After early frustration, the press pounced. On November 9, 1932, a Perth paper ran the blunt headline “EMU WAR OVER.”

But the story didn’t end there. The operation resumed and ran through early December. Meredith’s report later claimed 986 confirmed kills, with a much bigger number sometimes suggested if wounded birds are included—figures that are regularly treated with caution today. Either way, the result was clear: it made minimal impact on the overall emu population, and it did not solve the farmers’ wider problem.

The Modern Echo: Emus and Drone Swarms

The Colombian army unveiled its first drone battalion on October 10, 2025, designed to attack and defend.
Photo Credit: RAUL ARBOLEDA/AFP/ Getty Images

Here’s why the Emu War still feels oddly relevant. In 1932, Australia had powerful weapons, but the “enemy” didn’t fight like an army. The emus moved in loose groups, split up fast, and kept coming. That made it hard to finish the problem, even if you could hit a few targets.

Modern militaries face a similar headache with drone swarms and cheap loitering drones. The point isn’t always to land a perfect strike. Often, it’s to overwhelm the defender: send lots of low-cost drones so air defenses have to respond again and again—turning every interception into a drain on time, attention, and money.

That’s the same lesson in a new costume: firepower isn’t the same as control. You can shoot down some drones—just like you can shoot some emus, but if the targets are numerous, scattered, and inexpensive, you may end up spending far more to stop them than the attacker spent to launch them.

This explains Ukraine’s push for lower-cost interceptor drones—a way to defend the sky without using up limited, expensive missiles on every incoming threat.

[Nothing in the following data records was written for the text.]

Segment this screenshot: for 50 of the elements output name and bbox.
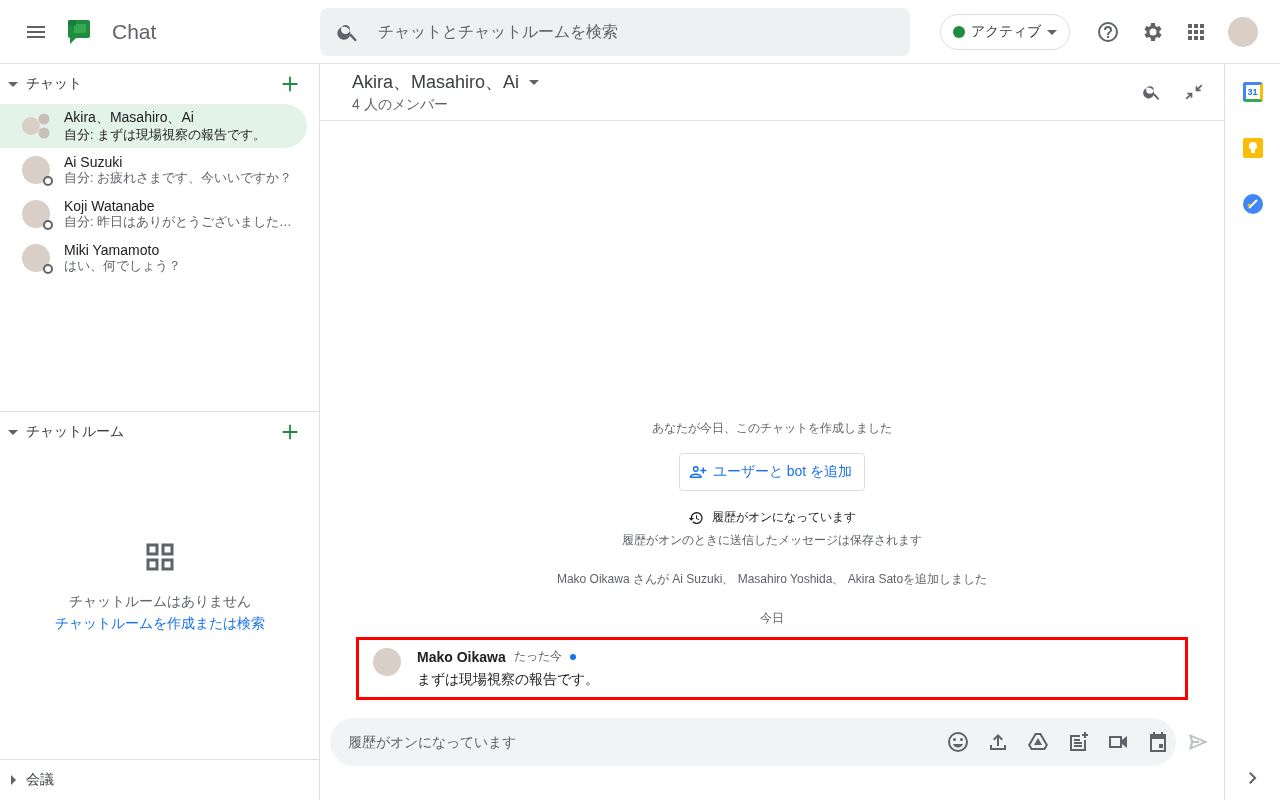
member-count: 4 人のメンバー bbox=[352, 96, 449, 114]
caret-icon bbox=[8, 427, 18, 437]
chat-name: Akira、Masahiro、Ai bbox=[64, 108, 195, 127]
date-divider: 今日 bbox=[760, 610, 784, 627]
person-add-icon bbox=[688, 463, 707, 481]
message-input[interactable]: 履歴がオンになっています bbox=[346, 733, 930, 751]
add-people-button[interactable]: ユーザーと bot を追加 bbox=[678, 453, 866, 491]
history-icon bbox=[688, 509, 704, 526]
conversation-title[interactable]: Akira、Masahiro、Ai bbox=[352, 70, 540, 94]
message-preview: はい、何でしょう？ bbox=[64, 257, 181, 275]
collapse-arrows-icon bbox=[1184, 82, 1204, 102]
avatar bbox=[373, 648, 401, 676]
check-app-icon[interactable] bbox=[1242, 194, 1263, 214]
empty-text: チャットルームはありません bbox=[68, 592, 251, 611]
chat-item[interactable]: Ai Suzuki 自分: お疲れさまです、今いいですか？ bbox=[0, 148, 307, 192]
chevron-right-icon bbox=[1246, 772, 1259, 784]
search-input[interactable]: チャットとチャットルームを検索 bbox=[376, 21, 894, 42]
status-dropdown[interactable]: アクティブ bbox=[940, 13, 1070, 50]
emoji-icon bbox=[946, 730, 970, 754]
caret-icon bbox=[8, 79, 18, 89]
history-status: 履歴がオンになっています bbox=[712, 509, 856, 526]
system-message: あなたが今日、このチャットを作成しました bbox=[652, 420, 892, 437]
chat-name: Ai Suzuki bbox=[64, 153, 124, 170]
message-text: まずは現場視察の報告です。 bbox=[417, 671, 599, 689]
expand-panel-button[interactable] bbox=[1246, 772, 1259, 784]
caret-icon bbox=[529, 77, 540, 87]
calendar-app-icon[interactable]: 31 bbox=[1242, 82, 1263, 102]
create-room-link[interactable]: チャットルームを作成または検索 bbox=[54, 614, 265, 633]
chat-name: Koji Watanabe bbox=[64, 197, 156, 214]
section-header[interactable]: チャット bbox=[8, 75, 82, 93]
search-field[interactable]: チャットとチャットルームを検索 bbox=[320, 7, 910, 56]
message-preview: 自分: お疲れさまです、今いいですか？ bbox=[64, 169, 292, 187]
message-time: たった今 bbox=[513, 648, 562, 665]
section-header[interactable]: チャットルーム bbox=[8, 423, 124, 441]
chat-item[interactable]: Koji Watanabe 自分: 昨日はありがとうございました… bbox=[0, 192, 307, 236]
chat-name: Miki Yamamoto bbox=[64, 241, 161, 258]
help-icon bbox=[1096, 19, 1120, 44]
message-preview: 自分: 昨日はありがとうございました… bbox=[64, 214, 292, 231]
system-message: Mako Oikawa さんが Ai Suzuki、 Masahiro Yoshida、 Akira Satoを追加しました bbox=[556, 571, 988, 588]
app-title: Chat bbox=[112, 19, 157, 44]
help-button[interactable] bbox=[1096, 19, 1120, 44]
history-note: 履歴がオンのときに送信したメッセージは保存されます bbox=[622, 532, 922, 549]
section-header[interactable]: 会議 bbox=[8, 771, 54, 789]
caret-icon bbox=[8, 775, 18, 785]
message-author: Mako Oikawa bbox=[417, 648, 506, 665]
message-preview: 自分: まずは現場視察の報告です。 bbox=[64, 126, 266, 144]
message-field[interactable]: 履歴がオンになっています bbox=[330, 718, 1176, 766]
collapse-button[interactable] bbox=[1184, 82, 1204, 102]
chat-item[interactable]: Akira、Masahiro、Ai 自分: まずは現場視察の報告です。 bbox=[0, 104, 307, 148]
chat-item[interactable]: Miki Yamamoto はい、何でしょう？ bbox=[0, 236, 307, 280]
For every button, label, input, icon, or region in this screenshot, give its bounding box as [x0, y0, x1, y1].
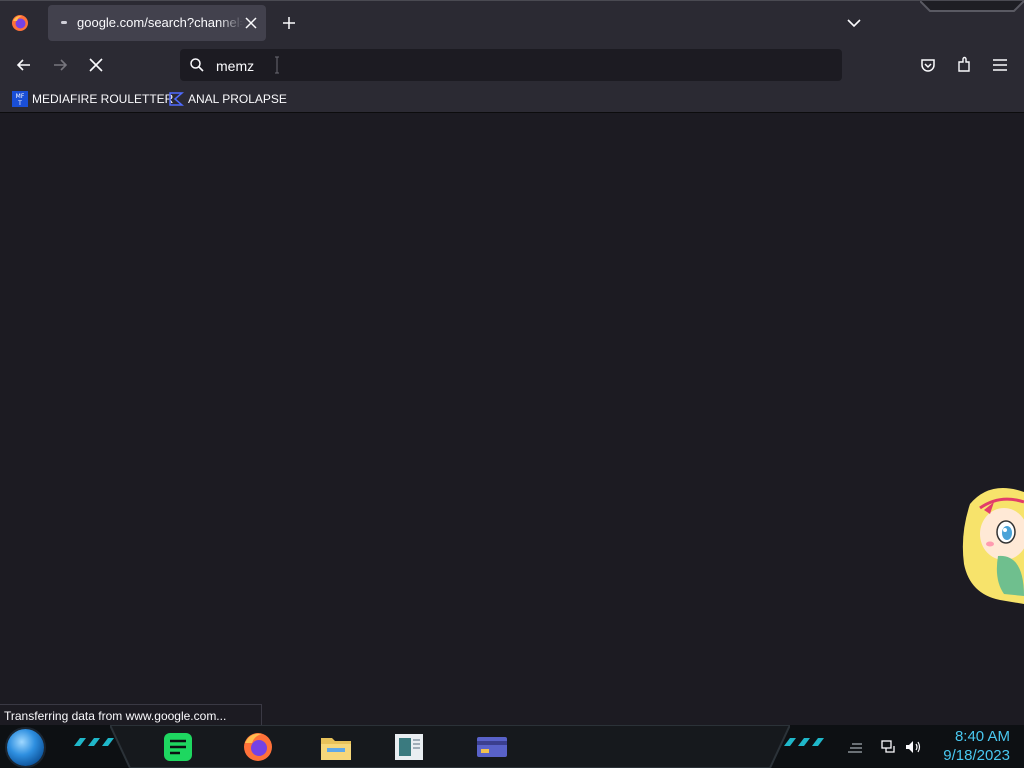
page-content [0, 113, 1024, 725]
file-explorer-icon[interactable] [318, 730, 354, 764]
status-panel: Transferring data from www.google.com... [0, 704, 262, 726]
tab-strip: google.com/search?channel=fs [0, 0, 1024, 45]
bookmark-label: ANAL PROLAPSE [188, 92, 287, 106]
taskbar: 8:40 AM 9/18/2023 [0, 725, 1024, 768]
search-icon [190, 58, 204, 72]
bookmark-mediafire[interactable]: MF T MEDIAFIRE ROULETTER [12, 89, 173, 109]
clock-date: 9/18/2023 [943, 747, 1010, 764]
menu-button[interactable] [990, 55, 1010, 75]
clock-time: 8:40 AM [954, 728, 1010, 745]
tab-title: google.com/search?channel=fs [77, 15, 243, 30]
bookmarks-toolbar: MF T MEDIAFIRE ROULETTER ANAL PROLAPSE [0, 86, 1024, 113]
document-icon[interactable] [391, 730, 427, 764]
spotify-icon[interactable] [160, 730, 196, 764]
text-cursor-icon [275, 56, 279, 74]
firefox-icon[interactable] [240, 730, 276, 764]
tray-overflow-icon[interactable] [846, 738, 864, 756]
network-icon[interactable] [880, 738, 898, 756]
pocket-button[interactable] [918, 55, 938, 75]
url-input[interactable] [214, 55, 818, 77]
volume-icon[interactable] [904, 738, 922, 756]
stop-loading-button[interactable] [86, 55, 106, 75]
window-frame-decoration [920, 1, 1024, 12]
forward-button[interactable] [50, 55, 70, 75]
firefox-menu-icon[interactable] [10, 13, 30, 33]
close-tab-icon[interactable] [242, 14, 260, 32]
loading-icon [61, 21, 67, 24]
card-icon[interactable] [474, 730, 510, 764]
tab-active[interactable]: google.com/search?channel=fs [48, 5, 266, 41]
chevron-down-icon[interactable] [845, 14, 863, 32]
back-button[interactable] [14, 55, 34, 75]
bookmark-label: MEDIAFIRE ROULETTER [32, 92, 174, 106]
clock[interactable]: 8:40 AM 9/18/2023 [930, 727, 1010, 765]
cartoon-character-image [962, 488, 1024, 604]
taskbar-frame [110, 725, 790, 768]
extensions-button[interactable] [954, 55, 974, 75]
new-tab-button[interactable] [280, 14, 298, 32]
mediafire-icon: MF T [12, 91, 28, 107]
navigation-toolbar [0, 44, 1024, 86]
svg-text:T: T [17, 100, 22, 107]
start-button[interactable] [7, 729, 44, 766]
bookmark-anal-prolapse[interactable]: ANAL PROLAPSE [168, 89, 287, 109]
decorative-chevrons-right [784, 738, 824, 746]
sigma-icon [169, 92, 184, 106]
url-bar[interactable] [180, 49, 842, 81]
mediafire-icon-text: MF [16, 93, 25, 100]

It’s essentially an attempt to win the economics of defense, not just the shootout.

What Actually Worked in 1932

Australia eventually leaned into solutions that were less dramatic and more practical: bounties, ammunition support, and fencing. By 1934, roughly 57,000 bounties for dead emus were claimed in six months—far more “effective” on paper than a short machine-gun campaign.

The Great Emu War lives on because it’s funny—yes, but also because it’s a clean historical reminder: when your opponent behaves like a swarm, winning often depends less on bigger weapons and more on better systems.